Simply put, if a large majority of the streaming companies decide to pack up and go home once the Online Streaming Act is implemented, the media companies are completely screwed. Even worse, they’ll have to deal with questions of why they drove so many streaming services out of the country in the process. All because of a failed attempt to score some easy cash out of them in the first place. It was already hugely controversial when the then-called CRIA (Canadian Recording Industry Association) drove Pandora out of Canada many years ago, I can only imagine the flack media companies would get if they end up driving services like Disney+ and Paramount+ out of the countriy now that some of these services have become even more popular than Pandora in this country.
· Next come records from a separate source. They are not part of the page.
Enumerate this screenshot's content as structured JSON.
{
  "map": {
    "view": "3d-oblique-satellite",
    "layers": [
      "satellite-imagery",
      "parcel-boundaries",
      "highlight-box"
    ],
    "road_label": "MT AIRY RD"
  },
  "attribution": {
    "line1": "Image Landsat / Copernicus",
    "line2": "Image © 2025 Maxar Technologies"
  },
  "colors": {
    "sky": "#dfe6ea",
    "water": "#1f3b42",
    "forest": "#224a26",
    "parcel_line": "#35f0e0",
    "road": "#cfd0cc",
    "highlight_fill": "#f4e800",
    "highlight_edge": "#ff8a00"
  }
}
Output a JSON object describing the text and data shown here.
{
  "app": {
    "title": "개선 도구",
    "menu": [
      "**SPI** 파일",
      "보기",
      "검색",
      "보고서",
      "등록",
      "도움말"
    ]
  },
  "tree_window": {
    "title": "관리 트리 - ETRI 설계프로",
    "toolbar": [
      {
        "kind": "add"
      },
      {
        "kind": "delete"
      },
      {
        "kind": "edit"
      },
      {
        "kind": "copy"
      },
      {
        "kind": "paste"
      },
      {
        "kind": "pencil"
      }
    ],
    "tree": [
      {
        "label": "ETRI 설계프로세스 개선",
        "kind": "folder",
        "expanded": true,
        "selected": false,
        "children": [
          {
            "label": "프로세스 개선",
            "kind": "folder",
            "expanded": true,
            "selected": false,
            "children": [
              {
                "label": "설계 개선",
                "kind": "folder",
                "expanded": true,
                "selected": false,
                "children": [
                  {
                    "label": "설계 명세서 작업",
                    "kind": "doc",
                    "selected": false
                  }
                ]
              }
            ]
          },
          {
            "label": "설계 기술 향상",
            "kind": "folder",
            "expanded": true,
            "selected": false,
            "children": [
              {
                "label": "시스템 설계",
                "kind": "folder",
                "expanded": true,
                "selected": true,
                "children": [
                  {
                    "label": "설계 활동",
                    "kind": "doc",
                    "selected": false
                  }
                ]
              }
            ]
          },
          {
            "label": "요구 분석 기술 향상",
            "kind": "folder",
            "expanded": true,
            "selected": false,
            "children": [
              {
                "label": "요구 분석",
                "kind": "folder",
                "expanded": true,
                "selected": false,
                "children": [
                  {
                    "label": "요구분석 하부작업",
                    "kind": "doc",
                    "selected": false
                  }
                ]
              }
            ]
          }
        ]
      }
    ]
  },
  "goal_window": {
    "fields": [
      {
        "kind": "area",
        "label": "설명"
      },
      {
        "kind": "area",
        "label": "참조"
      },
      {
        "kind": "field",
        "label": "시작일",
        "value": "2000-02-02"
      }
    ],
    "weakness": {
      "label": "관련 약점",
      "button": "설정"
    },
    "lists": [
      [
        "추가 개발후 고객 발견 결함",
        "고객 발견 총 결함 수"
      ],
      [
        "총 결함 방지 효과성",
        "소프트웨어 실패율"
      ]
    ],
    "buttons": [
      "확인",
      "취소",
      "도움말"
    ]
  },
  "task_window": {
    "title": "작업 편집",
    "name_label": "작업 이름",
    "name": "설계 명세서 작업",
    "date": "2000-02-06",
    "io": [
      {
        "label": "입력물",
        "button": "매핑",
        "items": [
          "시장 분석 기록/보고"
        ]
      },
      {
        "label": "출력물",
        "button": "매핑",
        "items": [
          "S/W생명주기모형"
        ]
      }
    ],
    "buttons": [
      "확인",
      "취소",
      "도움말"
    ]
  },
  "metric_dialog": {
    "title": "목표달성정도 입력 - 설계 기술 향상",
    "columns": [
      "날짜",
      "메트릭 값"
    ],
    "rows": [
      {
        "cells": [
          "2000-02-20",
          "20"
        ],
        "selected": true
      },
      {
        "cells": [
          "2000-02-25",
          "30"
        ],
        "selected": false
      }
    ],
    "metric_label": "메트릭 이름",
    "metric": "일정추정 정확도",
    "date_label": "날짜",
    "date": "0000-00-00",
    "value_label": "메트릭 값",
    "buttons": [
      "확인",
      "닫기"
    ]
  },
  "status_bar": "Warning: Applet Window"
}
Indeed, there may be a few of the largest streaming platforms willing to part ways with some of their cash. Netflix and YouTube, for instance, might be able to reach the high cost of entry. Others, however, well, not so much. Whatever the media companies hope to get out of the very few largest ones that stay, it likely won’t be anywhere near enough to make up for what they were hoping to get elsewhere. At that point, the media companies will start running out of options to satisfy their greed.